Apples and onions – A light yellow pigment, quercetin is found in apples and onions (except for white onions). Red and yellow onions are high in quercetin (PDF), while most of the quercetin in apples resides in the skin.
Carotenoids
Carotenoids are pigments that provide the orange, yellow, and red colors found in foods like carrots (get it?), sweet potatoes, cantaloupes, bell peppers, squash, watermelon and tomatoes. You’ve got beta-carotene, alpha-carotene, beta-cryptoxanthin, gamma-carotene, and beta-zeacarotene, which can be partially converted to retinol, the active (animal) form of vitamin A. You’ve also got lutein, lycopene, and zeaxanthin, which cannot be converted to vitamin A.
Don’t rely on carotenoids to fulfill your vitamin A requirements. Liver and egg yolks are much better, more reliable sources. Besides, beta-carotene supplementation doesn’t seem to work very well. In several studies, it has appeared to increase the risk of lung and prostate cancer, and a 2007 Cochrane review found that beta-carotene supplements were associated with an increase in general mortality. “Supplementation” of alpha-carotene, via carotenoid-rich fruits and vegetables, however, appears to have the opposite relationship. Huh, food’s good for you… who knew?
Get carotenes through orange vegetables and fruits, like squash, carrots, sweet potatoes, cantaloupes, and bell peppers.
The other carotenoids – the ones that don’t convert to vitamin A, like lutein, lycopene, and zeaxanthin – appear to be helpful. Both lutein and zeaxanthin accumulate in the retinas of our eyes, where they seem to play major roles. The more lutein and zeaxanthin you eat, the more it accumulates in your retina (although this is most pronounced in patients with low baseline pigment levels). Low dietary intake of lutein and zeaxanthin are associated with elevated incidences of age-related macular degeneration, and a similar relationship was found for cataracts.
Get lutein and zeaxanthin through spinach, kale (what doesn’t kale have?), dandelion greens, chard, collards, romaine lettuce, paprika, and turnip greens.
Lycopene does some cool stuff, too. It reduces lipid peroxidation in people with heart disease, as well as protects the skin against UV-related damage from the sun. There’s also a lot of research into the effect of lycopene intake on cancer, particularly prostate cancer.

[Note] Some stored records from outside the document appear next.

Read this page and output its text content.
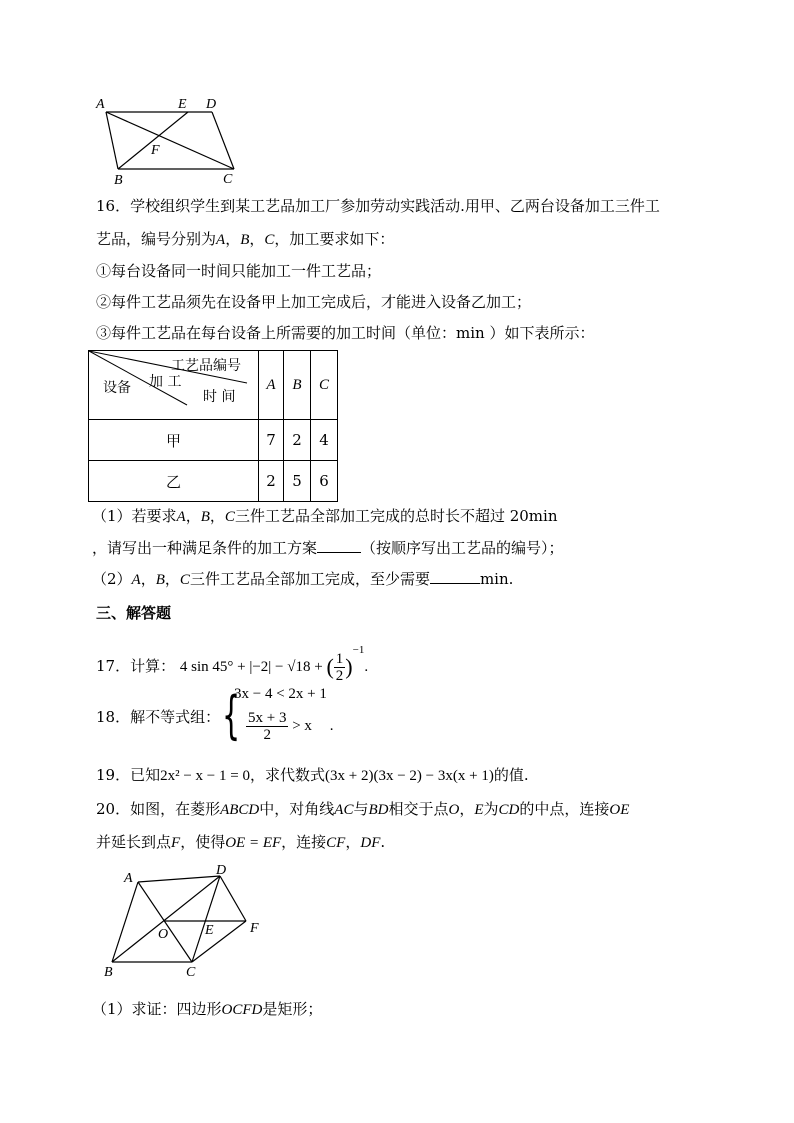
A	E D
F
B	C
16．学校组织学生到某工艺品加工厂参加劳动实践活动.用甲、乙两台设备加工三件工
艺品，编号分别为A，B，C，加工要求如下：
①每台设备同一时间只能加工一件工艺品；
②每件工艺品须先在设备甲上加工完成后，才能进入设备乙加工；
③每件工艺品在每台设备上所需要的加工时间（单位：min ）如下表所示：
工艺品编号
加 工
时 间
设备	A	B	C
甲	7	2	4
乙	2	5	6
（1）若要求A，B，C三件工艺品全部加工完成的总时长不超过 20min
，请写出一种满足条件的加工方案	（按顺序写出工艺品的编号）；
（2）A，B，C三件工艺品全部加工完成，至少需要	min.
三、解答题
17．计算： 4 sin 45° + |−2| − √18 + ( $\frac{1}{2} )^{-1}$.
18．解不等式组： {
3x − 4 < 2x + 1
$\frac{5x + 3}{2} > x$ .
19．已知2x² − x − 1 = 0，求代数式(3x + 2)(3x − 2) − 3x(x + 1)的值.
20．如图，在菱形ABCD中，对角线AC与BD相交于点O，E为CD的中点，连接OE
并延长到点F，使得OE = EF，连接CF，DF.
A
D
O	E	F
B	C
（1）求证：四边形OCFD是矩形；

The best sources of lycopene are cooked tomato products, like tomato paste or sauce, especially cooked with fat (but not sunflower oil!), but lower levels can be attained through raw tomatoes, pink grapefruit, pink guava, and watermelon. The absolute best source, however, is gac, a Vietnamese fruit that beats tomatoes by 70-fold. It also contains high levels of other carotenoids, all of which are bound by long chain fats, making them even more bioavailable. Anyone every try gac?
Betalains
Although betalain pigments are described as “deep red” and “purple” and sound similar to the anthocyanin family, they are not the same. They look different (just compare a beet to a strawberry – not quite the same). In fact, betalains and anthocyanins have never been found in the same plant; they appear to be mutually exclusive. Besides the beet (where “betalain” gets its name), rhubarb, and the stems of chard, there aren’t very many sources of readily edible betalains. I suppose you could throw together a floral salad of bougainvillea, amaranth, and purple cacti, but for the most part, you’re going to get your betalains from beets.
All beets contain all betalains, just in different ratios. In purple or red beets, betacyanins predominate. In yellow beets, betaxanthins predominate.

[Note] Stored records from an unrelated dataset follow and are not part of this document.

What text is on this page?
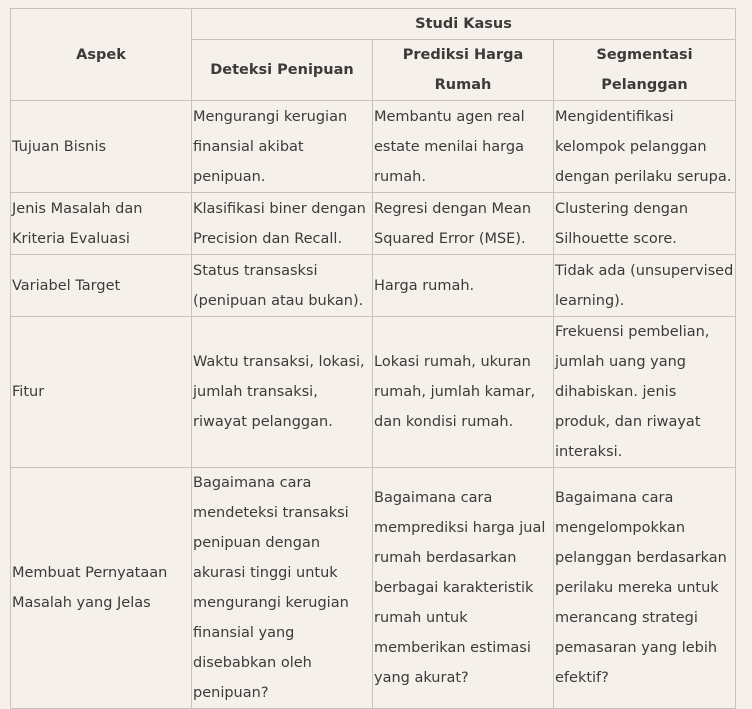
Aspek	Studi Kasus		
	Deteksi Penipuan	Prediksi Harga Rumah	Segmentasi Pelanggan
Tujuan Bisnis	Mengurangi kerugian finansial akibat penipuan.	Membantu agen real estate menilai harga rumah.	Mengidentifikasi kelompok pelanggan dengan perilaku serupa.
Jenis Masalah dan Kriteria Evaluasi	Klasifikasi biner dengan Precision dan Recall.	Regresi dengan Mean Squared Error (MSE).	Clustering dengan Silhouette score.
Variabel Target	Status transasksi (penipuan atau bukan).	Harga rumah.	Tidak ada (unsupervised learning).
Fitur	Waktu transaksi, lokasi, jumlah transaksi, riwayat pelanggan.	Lokasi rumah, ukuran rumah, jumlah kamar, dan kondisi rumah.	Frekuensi pembelian, jumlah uang yang dihabiskan. jenis produk, dan riwayat interaksi.
Membuat Pernyataan Masalah yang Jelas	Bagaimana cara mendeteksi transaksi penipuan dengan akurasi tinggi untuk mengurangi kerugian finansial yang disebabkan oleh penipuan?	Bagaimana cara memprediksi harga jual rumah berdasarkan berbagai karakteristik rumah untuk memberikan estimasi yang akurat?	Bagaimana cara mengelompokkan pelanggan berdasarkan perilaku mereka untuk merancang strategi pemasaran yang lebih efektif?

Possible benefits of betalains include:
Inhibition of lipid peroxidation.
A beet extract rich in betacyanins showed cytotoxic effects on human prostate and breast cancer lines.

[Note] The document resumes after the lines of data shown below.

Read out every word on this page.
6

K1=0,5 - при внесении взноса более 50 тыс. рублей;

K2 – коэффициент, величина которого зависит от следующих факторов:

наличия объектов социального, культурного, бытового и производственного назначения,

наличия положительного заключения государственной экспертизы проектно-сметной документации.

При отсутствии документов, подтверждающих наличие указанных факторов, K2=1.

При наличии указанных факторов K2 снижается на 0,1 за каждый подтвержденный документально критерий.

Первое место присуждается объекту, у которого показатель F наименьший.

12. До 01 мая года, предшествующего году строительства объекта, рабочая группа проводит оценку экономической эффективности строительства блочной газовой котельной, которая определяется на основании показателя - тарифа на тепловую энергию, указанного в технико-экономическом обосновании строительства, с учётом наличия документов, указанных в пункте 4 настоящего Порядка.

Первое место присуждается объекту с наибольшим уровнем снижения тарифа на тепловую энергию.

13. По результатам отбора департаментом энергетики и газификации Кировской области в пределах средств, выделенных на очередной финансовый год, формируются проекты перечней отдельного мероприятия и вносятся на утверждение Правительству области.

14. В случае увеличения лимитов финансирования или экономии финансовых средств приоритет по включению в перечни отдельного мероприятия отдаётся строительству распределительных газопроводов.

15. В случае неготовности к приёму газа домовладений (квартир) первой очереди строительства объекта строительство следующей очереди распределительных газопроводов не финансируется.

Betacyanins from red beets protected gamma-irradiated mice.
Well, I hope that’s enough to convince you to include more color in your diet. As you can see, not all of the benefits of plant pigments are “proven,” but they’re probably all quite safe in the amounts you’ll find in foods. So go ahead and eat up a wide variety. If they do turn out to be helpful, you’ll have hedged your bet quite nicely.